Remises et paiements conditionnels
Pour la Commission, Intel a accordé des remises à des fabricants d’ordinateurs à la condition qu’ils s’approvisionnent exclusivement ou quasi-exclusivement auprès d’elle, du moins dans certains segments. Plus particulièrement, l‘exécutif européen pointe les éléments suivants:
- Intel a accordé des remises au fabricant d’ordinateurs A de décembre 2002 à décembre 2005 à la condition que ce fabricant n’achète que des processeurs Intel;
- Intel a accordé des remises au fabricant d’ordinateurs B de novembre 2002 à mai 2005 à la condition que ce fabricant lui achète au minimum 95 % des processeurs dont il avait besoin pour ses ordinateurs de bureau de gestion (les 5 % restants que le fabricant d’ordinateurs B pouvait acheter au fabricant de circuits intégrés concurrent AMD étaient eux-mêmes soumis à d’autres conditions restrictives exposées ci-dessous);
- Intel a accordé des remises à un fabricant d’ordinateurs C d’octobre 2002 à novembre 2005 à la condition que ce fabricant lui achète au minimum 80 % des processeurs dont il avait besoin pour ses ordinateurs de bureau et ses ordinateurs bloc-notes;
- Intel a accordé des remises à un fabricant d’ordinateurs D en 2007 à la condition que ce fabricant s’adresse à elle pour couvrir la totalité de ses besoins en processeurs pour ses ordinateurs bloc-notes.
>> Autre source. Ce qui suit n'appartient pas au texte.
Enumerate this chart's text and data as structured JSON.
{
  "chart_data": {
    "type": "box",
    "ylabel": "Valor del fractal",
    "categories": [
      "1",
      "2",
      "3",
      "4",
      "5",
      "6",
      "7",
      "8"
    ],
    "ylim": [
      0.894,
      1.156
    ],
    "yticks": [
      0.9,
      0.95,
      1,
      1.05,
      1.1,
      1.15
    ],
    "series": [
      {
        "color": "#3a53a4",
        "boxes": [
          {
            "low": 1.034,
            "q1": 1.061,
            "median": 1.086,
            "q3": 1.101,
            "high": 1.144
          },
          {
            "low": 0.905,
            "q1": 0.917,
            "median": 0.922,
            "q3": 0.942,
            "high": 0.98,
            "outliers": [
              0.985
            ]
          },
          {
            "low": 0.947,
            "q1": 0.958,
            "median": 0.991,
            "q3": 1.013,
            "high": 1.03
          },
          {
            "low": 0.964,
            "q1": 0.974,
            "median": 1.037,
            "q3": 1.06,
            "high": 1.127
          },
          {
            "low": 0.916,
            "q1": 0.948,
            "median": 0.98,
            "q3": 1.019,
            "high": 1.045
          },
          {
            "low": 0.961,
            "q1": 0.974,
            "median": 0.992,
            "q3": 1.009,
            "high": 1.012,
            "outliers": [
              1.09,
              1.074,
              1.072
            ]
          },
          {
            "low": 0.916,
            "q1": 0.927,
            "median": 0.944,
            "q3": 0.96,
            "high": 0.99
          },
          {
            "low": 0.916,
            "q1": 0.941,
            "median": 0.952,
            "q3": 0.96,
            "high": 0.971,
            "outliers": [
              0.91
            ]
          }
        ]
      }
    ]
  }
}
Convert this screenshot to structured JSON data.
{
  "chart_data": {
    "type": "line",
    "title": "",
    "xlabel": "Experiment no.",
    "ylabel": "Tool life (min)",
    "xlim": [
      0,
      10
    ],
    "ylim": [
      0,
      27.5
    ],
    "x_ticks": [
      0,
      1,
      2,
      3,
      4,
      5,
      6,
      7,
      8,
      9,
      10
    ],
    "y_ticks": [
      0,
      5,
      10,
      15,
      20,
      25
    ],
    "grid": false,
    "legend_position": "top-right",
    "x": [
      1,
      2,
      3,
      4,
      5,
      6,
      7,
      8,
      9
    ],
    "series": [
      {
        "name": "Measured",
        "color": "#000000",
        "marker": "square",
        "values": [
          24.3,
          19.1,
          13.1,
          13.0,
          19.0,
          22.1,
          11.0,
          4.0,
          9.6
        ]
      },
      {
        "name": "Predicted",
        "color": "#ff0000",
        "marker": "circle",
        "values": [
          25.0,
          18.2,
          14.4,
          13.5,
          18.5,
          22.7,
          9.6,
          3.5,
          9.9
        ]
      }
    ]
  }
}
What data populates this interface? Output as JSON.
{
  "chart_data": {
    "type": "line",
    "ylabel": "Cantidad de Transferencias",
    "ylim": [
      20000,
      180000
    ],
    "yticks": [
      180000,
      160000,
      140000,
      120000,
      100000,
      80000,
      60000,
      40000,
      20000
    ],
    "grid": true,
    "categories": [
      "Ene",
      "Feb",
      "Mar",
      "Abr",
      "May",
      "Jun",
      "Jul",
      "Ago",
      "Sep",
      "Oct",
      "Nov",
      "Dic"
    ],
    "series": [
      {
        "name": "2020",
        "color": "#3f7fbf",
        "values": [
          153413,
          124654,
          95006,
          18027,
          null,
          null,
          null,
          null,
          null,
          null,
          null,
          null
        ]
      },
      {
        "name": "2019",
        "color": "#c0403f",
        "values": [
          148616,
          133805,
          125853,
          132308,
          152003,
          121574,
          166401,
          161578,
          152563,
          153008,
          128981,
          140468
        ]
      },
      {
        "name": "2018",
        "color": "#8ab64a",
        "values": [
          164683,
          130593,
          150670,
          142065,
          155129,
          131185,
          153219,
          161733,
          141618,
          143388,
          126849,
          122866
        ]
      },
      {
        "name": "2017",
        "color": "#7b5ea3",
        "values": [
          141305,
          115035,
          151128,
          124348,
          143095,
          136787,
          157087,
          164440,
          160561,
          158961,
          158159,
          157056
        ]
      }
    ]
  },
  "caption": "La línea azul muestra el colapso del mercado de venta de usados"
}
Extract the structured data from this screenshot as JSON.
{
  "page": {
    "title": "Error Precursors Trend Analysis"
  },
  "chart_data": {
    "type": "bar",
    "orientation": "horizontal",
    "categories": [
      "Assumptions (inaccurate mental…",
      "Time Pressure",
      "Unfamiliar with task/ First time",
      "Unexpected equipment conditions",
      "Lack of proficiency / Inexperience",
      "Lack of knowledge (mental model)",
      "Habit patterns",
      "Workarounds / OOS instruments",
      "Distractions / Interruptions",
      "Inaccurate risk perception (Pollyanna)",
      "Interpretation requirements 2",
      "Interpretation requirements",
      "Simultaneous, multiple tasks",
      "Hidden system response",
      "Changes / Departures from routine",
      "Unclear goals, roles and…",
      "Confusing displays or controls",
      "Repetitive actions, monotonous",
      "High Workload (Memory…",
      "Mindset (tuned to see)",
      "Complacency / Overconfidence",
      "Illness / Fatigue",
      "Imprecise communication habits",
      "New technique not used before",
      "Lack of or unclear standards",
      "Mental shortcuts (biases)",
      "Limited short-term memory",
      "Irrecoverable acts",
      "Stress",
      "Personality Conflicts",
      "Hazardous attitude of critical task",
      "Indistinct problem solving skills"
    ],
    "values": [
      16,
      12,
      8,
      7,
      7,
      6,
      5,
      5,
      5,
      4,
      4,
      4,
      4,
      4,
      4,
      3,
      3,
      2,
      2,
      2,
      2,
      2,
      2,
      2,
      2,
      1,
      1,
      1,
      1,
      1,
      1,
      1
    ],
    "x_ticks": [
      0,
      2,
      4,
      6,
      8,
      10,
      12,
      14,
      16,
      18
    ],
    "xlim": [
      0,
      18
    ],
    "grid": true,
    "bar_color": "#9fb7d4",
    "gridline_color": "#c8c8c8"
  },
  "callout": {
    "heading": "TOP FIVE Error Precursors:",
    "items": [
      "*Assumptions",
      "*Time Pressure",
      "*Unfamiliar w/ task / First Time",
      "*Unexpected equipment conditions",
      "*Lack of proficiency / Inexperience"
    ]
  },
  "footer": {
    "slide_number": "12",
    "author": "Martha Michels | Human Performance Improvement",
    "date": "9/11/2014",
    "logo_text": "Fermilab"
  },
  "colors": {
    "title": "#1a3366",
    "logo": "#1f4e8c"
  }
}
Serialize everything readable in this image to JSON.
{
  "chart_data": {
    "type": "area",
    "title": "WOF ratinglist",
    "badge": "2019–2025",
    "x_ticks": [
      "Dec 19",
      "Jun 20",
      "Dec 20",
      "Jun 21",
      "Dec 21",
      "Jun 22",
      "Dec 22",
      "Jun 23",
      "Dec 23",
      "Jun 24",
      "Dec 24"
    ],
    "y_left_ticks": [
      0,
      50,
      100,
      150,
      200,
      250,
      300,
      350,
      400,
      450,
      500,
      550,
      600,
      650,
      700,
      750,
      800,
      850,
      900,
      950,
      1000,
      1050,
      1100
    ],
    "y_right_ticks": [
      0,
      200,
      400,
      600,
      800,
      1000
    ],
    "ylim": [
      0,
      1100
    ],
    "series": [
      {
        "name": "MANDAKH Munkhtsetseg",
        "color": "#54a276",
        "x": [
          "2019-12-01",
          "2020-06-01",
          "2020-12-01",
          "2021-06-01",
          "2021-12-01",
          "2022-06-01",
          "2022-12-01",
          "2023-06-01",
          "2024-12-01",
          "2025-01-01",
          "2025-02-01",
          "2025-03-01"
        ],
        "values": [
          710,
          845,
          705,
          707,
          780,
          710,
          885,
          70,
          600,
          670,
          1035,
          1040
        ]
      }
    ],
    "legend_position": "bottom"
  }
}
Les fabricants d’ordinateurs concernés par les agissements d’Intel évoqués dans la décision de la Commission sont: Acer, Dell, HP, Lenovo et NEC
En outre, Intel a effectué des paiements directs au grand distributeur Media Saturn Holding d’octobre 2002 à décembre 2007 à la condition qu’il ne vende que des PC équipés de processeurs Intel dans tous les pays dans lesquels il exerce des activités. Media Saturn est propriétaire de la célèbre marque Media Markt.
Les remises sont-elles pas, finalement, bonnes pour les consommateurs ?
Certaines remises peuvent entraîner une baisse des prix pour les consommateurs.
La Commission rappelle toutefois que lorsqu’une entreprise occupe une position dominante sur un marché, les remises subordonnées à l’achat d’une quantité moins élevée de produits de concurrents ou à l’interdiction pure et simple d’en acheter sont abusives conformément à une jurisprudence constante des juridictions communautaires, à moins que l’entreprise dominante ne puisse avancer des raisons spécifiques justifiant leur application dans des cas bien précis.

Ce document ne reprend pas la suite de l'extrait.